DEĞERLİ okurlarım dünya, ve özellikle de bölgemiz Ortadoğu, öylesine karıştı ki bir aydan fazladır dönüp ekonomiye bakamıyorum. Halbuki bütün bu kargaşanın ortasında ülkemizin ekonomisi olumlu bir gelişme içinde görünüyor.
Bazı rakamlar vermek istiyorum. İlk önce şunu iyi anlamalıyız ki toplum ekonomik gelişmeleri olumlu algılıyor. Tabi ben bunu çarşıda dolaşarak, şehir meydanlarında yürüyerek yaptığım görüşmelere dayanarak söylemiyorum. Türkiye İstatistik Kurumu’nun rakamlarına bakıyorum.
Örneğin; “Tüketici Güven Endeksi” (TGE) diye bir ölçü var. Bu endeksin 100 olması, tüketicilerin kendi gelecekleri ile ne olumlu ne de olumsuz düşündüklerini gösteriyor. Bu endeks ülkemizde çok uzun süredir 100’ün altında seyrediyor, yani insanlar kendilerini güvensiz hissediyorlar. Bugün de TGE, 90’ın biraz üzerinde, yani olumsuz. Olumsuz ama, endeks 2008’in Kasımında 68,9 mertebesine kadar inmişti. Şimdi düzenli olarak yükseliyor. 2010 Kasımında endeks 91,3.
* * *
İnsanların, “Satınalma gücünüz önümüzdeki 6 ayda bugünkünden daha mı iyi, yoksa daha kötü mü olacak?” sorusuna, 2008 yılı Temmuz ayında verdikleri cevaplar şöyle:
“Daha iyi olacak” diyenler yüzde 8,5; “daha kötü olacak” diyenler ise yüzde 54,5. Aynı soruya 2010 Kasım’ında verilen cevaplarda ise “daha iyi olacak” diyenler yüzde 13,4’e yükselmiş, “kötü olacak” diyenler ise yüzde 37,2’ye inmiş. Doğal olarak bu tablo da kötümser, ama 2008’e oranla beklentilerde küçümsenmeyecek bir düzelme var.
İşsizlik istatistiklerine bakıldığında ise gene olumlu bir gelişme izleniyor. 2009 Şubat’ında işsiz sayısı 2 milyon 833 bin kişiye kadar yükselmişken gerek nüfus, gerekse iş gücündeki artışa karşın işsiz sayısı 2010 yılı Ekim’inde (ki eldeki son rakam budur) 1milyon 931 bin kişiye, işsizlik oranı da yüzde 16,3’den yüzde 10,5’e gerilemiştir.
Sanayi üretimi de artmakta, kapasite kullanımı yükselmektedir.
Ekonomideki bu olumlu gelişmeler temelde iki önemli karar’ın sonucudur:
* * *
Birincisi, T.C. Merkez Bankası’nın global kriz henüz Türkiye’ye gelmemişken bankalar arası gecelik kredi piyasası için Merkez Bankasında bir havuz oluşturup, sisteme verilen kredilerin geri dönüşünde endişeleri ortadan kaldırmasıdır.

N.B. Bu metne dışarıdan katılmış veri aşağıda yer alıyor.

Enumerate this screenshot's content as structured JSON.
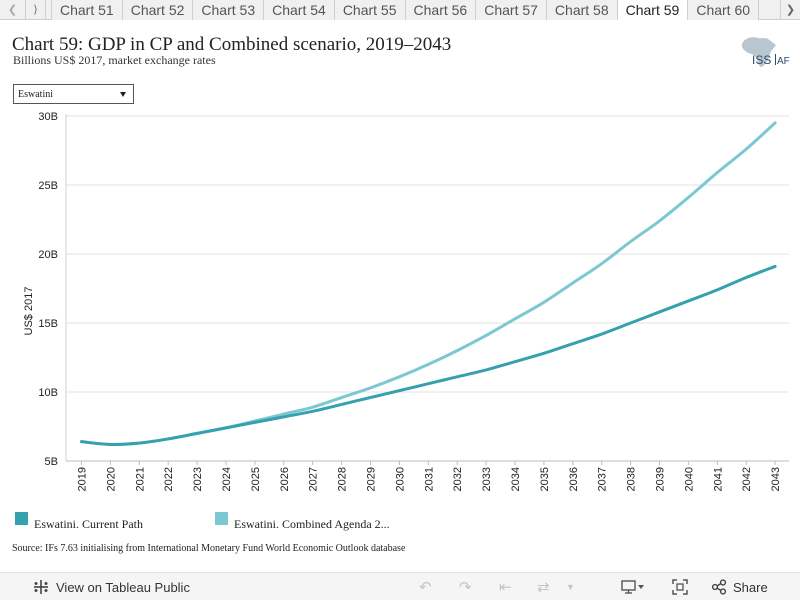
{
  "tabs": {
    "items": [
      "Chart 51",
      "Chart 52",
      "Chart 53",
      "Chart 54",
      "Chart 55",
      "Chart 56",
      "Chart 57",
      "Chart 58",
      "Chart 59",
      "Chart 60"
    ],
    "active_index": 8
  },
  "header": {
    "title": "Chart 59: GDP in CP and Combined scenario, 2019–2043",
    "subtitle": "Billions US$ 2017, market exchange rates",
    "logo_text_left": "ISS",
    "logo_text_right": "AFI"
  },
  "filter": {
    "selected": "Eswatini"
  },
  "chart_data": {
    "type": "line",
    "x": [
      2019,
      2020,
      2021,
      2022,
      2023,
      2024,
      2025,
      2026,
      2027,
      2028,
      2029,
      2030,
      2031,
      2032,
      2033,
      2034,
      2035,
      2036,
      2037,
      2038,
      2039,
      2040,
      2041,
      2042,
      2043
    ],
    "x_tick_labels": [
      "2019",
      "2020",
      "2021",
      "2022",
      "2023",
      "2024",
      "2025",
      "2026",
      "2027",
      "2028",
      "2029",
      "2030",
      "2031",
      "2032",
      "2033",
      "2034",
      "2035",
      "2036",
      "2037",
      "2038",
      "2039",
      "2040",
      "2041",
      "2042",
      "2043"
    ],
    "ylabel": "US$ 2017",
    "ylim": [
      5,
      30
    ],
    "y_ticks": [
      5,
      10,
      15,
      20,
      25,
      30
    ],
    "y_tick_labels": [
      "5B",
      "10B",
      "15B",
      "20B",
      "25B",
      "30B"
    ],
    "grid": "horizontal",
    "legend_position": "bottom",
    "series": [
      {
        "name": "Eswatini. Current Path",
        "color": "#35a1ad",
        "values": [
          6.4,
          6.2,
          6.3,
          6.6,
          7.0,
          7.4,
          7.8,
          8.2,
          8.6,
          9.1,
          9.6,
          10.1,
          10.6,
          11.1,
          11.6,
          12.2,
          12.8,
          13.5,
          14.2,
          15.0,
          15.8,
          16.6,
          17.4,
          18.3,
          19.1
        ]
      },
      {
        "name": "Eswatini. Combined Agenda 2...",
        "color": "#7cc8d2",
        "values": [
          6.4,
          6.2,
          6.3,
          6.6,
          7.0,
          7.4,
          7.9,
          8.4,
          8.9,
          9.6,
          10.3,
          11.1,
          12.0,
          13.0,
          14.1,
          15.3,
          16.5,
          17.9,
          19.3,
          20.9,
          22.4,
          24.1,
          25.9,
          27.6,
          29.5
        ]
      }
    ]
  },
  "source": "Source: IFs 7.63 initialising from International Monetary Fund World Economic Outlook database",
  "toolbar": {
    "view_label": "View on Tableau Public",
    "share_label": "Share",
    "icons": [
      "tableau-logo-icon",
      "undo-icon",
      "redo-icon",
      "revert-icon",
      "refresh-icon",
      "pause-dropdown-icon",
      "download-icon",
      "fullscreen-icon",
      "share-icon"
    ]
  }
}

Bu surette bizde bankacılık sektörü aksamadan çalışırken, böyle bir önlemi düşünmeyen ABD’de bankacılık sektörü darmadağın olmuştur. Bence bu karar yaratıcı, özgün ve etkili bir karardı.

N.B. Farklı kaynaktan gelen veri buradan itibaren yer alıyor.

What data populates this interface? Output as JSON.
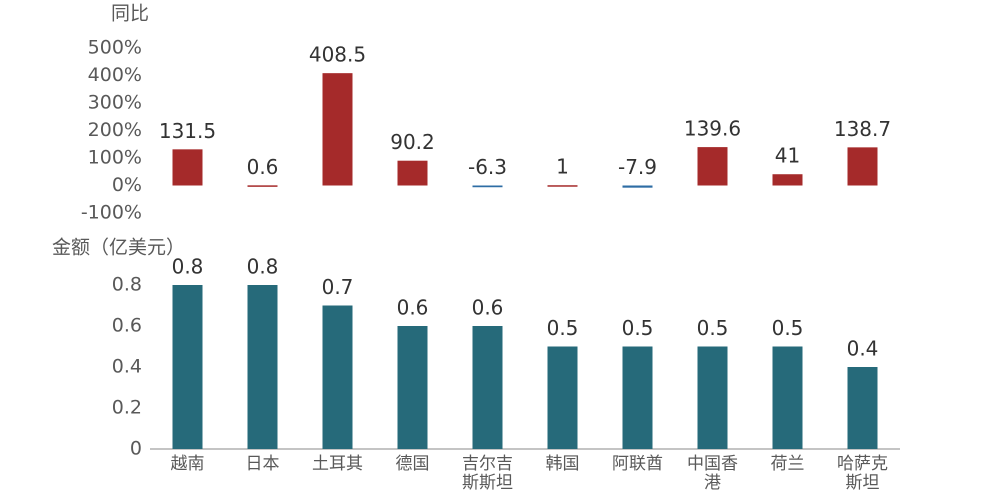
{
  "chart_data": [
    {
      "type": "bar",
      "y_axis_title": "同比",
      "categories": [
        "越南",
        "日本",
        "土耳其",
        "德国",
        "吉尔吉斯斯坦",
        "韩国",
        "阿联酋",
        "中国香港",
        "荷兰",
        "哈萨克斯坦"
      ],
      "values": [
        131.5,
        0.6,
        408.5,
        90.2,
        -6.3,
        1,
        -7.9,
        139.6,
        41,
        138.7
      ],
      "color": "#a52a2a",
      "negative_color": "#2e6da4",
      "ylim": [
        -100,
        500
      ],
      "yticks": [
        {
          "value": -100,
          "label": "-100%"
        },
        {
          "value": 0,
          "label": "0%"
        },
        {
          "value": 100,
          "label": "100%"
        },
        {
          "value": 200,
          "label": "200%"
        },
        {
          "value": 300,
          "label": "300%"
        },
        {
          "value": 400,
          "label": "400%"
        },
        {
          "value": 500,
          "label": "500%"
        }
      ]
    },
    {
      "type": "bar",
      "y_axis_title": "金额（亿美元）",
      "categories": [
        "越南",
        "日本",
        "土耳其",
        "德国",
        "吉尔吉斯斯坦",
        "韩国",
        "阿联酋",
        "中国香港",
        "荷兰",
        "哈萨克斯坦"
      ],
      "values": [
        0.8,
        0.8,
        0.7,
        0.6,
        0.6,
        0.5,
        0.5,
        0.5,
        0.5,
        0.4
      ],
      "color": "#266a7a",
      "ylim": [
        0,
        0.8
      ],
      "yticks": [
        0,
        0.2,
        0.4,
        0.6,
        0.8
      ]
    }
  ]
}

İkincisi de, hükümetin IMF ile anlaşmamakta direnç göstermesidir. Ben de 20 Mart 2010’da yazdığım “IMF’siz Yaşam” adlı köşe yazımda aynen şöyle demiştim,
*”Hükümetin IMF ile anlaşma yapmamış olmasını,
*IMF’nin öne sürdüğü şartlara direnmiş olmasını,
*IMF ile müzakerelerin bitmiş olmasını, tümüyle içtenlikle onaylıyorum. Bu müzakereleri yürütenleri de kutluyorum!”

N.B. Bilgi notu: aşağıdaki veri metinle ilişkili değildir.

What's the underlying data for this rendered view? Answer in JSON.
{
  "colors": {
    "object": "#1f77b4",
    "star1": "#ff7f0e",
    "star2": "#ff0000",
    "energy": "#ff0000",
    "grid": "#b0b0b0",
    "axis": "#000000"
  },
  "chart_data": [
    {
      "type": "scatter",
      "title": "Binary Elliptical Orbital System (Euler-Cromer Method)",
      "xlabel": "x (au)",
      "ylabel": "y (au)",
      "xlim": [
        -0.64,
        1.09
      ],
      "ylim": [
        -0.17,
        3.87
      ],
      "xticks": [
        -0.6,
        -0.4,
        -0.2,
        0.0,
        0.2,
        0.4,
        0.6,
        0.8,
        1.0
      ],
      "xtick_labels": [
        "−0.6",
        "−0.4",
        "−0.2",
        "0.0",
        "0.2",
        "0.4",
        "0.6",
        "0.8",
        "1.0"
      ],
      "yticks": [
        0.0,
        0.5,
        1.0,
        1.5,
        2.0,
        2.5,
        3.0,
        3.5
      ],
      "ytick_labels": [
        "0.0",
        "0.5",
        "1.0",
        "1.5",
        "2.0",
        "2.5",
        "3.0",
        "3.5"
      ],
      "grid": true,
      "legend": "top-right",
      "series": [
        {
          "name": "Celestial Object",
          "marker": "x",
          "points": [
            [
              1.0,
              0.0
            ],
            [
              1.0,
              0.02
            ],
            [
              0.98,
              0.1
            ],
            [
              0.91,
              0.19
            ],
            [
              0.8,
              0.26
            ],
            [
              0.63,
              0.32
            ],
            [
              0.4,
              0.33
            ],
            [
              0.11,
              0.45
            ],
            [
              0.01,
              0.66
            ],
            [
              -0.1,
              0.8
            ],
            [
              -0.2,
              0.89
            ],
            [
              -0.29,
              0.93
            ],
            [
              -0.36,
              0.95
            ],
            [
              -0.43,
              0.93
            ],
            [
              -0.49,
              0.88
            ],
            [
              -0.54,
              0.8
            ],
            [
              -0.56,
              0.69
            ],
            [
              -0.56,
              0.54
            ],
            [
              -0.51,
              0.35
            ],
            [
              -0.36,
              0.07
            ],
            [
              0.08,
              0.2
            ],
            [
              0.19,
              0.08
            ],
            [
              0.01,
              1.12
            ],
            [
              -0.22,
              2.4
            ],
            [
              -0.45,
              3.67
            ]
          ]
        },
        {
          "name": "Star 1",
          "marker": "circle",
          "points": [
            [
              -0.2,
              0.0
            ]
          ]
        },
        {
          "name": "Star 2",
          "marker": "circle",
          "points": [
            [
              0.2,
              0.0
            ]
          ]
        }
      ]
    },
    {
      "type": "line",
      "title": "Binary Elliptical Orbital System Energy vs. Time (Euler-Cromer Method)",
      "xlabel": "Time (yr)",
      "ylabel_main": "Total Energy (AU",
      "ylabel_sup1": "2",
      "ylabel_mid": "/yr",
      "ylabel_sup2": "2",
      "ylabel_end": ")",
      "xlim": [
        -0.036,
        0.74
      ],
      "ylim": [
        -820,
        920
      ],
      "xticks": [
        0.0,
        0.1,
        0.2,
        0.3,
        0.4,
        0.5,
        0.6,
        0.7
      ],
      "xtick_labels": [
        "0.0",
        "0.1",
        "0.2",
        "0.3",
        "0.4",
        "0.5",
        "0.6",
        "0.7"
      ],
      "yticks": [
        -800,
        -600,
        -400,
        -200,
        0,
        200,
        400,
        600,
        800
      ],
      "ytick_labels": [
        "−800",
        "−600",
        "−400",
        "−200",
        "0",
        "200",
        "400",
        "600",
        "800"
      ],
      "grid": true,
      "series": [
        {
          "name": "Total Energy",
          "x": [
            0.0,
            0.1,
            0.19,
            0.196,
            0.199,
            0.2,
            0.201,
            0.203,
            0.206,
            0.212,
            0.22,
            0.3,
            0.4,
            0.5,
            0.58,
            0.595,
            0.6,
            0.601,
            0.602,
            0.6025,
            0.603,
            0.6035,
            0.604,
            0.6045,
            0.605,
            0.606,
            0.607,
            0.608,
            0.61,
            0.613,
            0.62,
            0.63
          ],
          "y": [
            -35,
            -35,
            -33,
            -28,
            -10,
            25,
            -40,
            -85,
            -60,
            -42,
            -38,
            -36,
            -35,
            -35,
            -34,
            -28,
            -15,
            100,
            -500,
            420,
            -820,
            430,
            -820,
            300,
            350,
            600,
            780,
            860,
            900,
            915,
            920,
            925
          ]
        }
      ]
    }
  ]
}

Esasen yazılarımı izleyenler benim senelerdir IMF reçetelerinin bizim gibi ülkelerde kriz yaratan ve krizleri uzatan zehir etkisinde olduğunu vurguladığımı bileceklerdir.
Bu olumlu gelişmelere karşın, dış ticaret açığının 2010 yılında 71.6 milyar dolara ulaşması, ithalat için gerekli olan dövizin yıl bazında sadece yüzde 61.4’ünün, Aralık ayında ise yüzde 57,8’inin ihracattan elde edilen dövizlerle karşılanabilmesi önemli ve düzeltilmesi gereken bir olumsuzluktur.
Bu açığın sıcak parayla karşılanıyor olması da ayrı bir tehlikedir. Bu konulara ileriki bir yazımda bir kere daha değineceğim değerli okurlarım.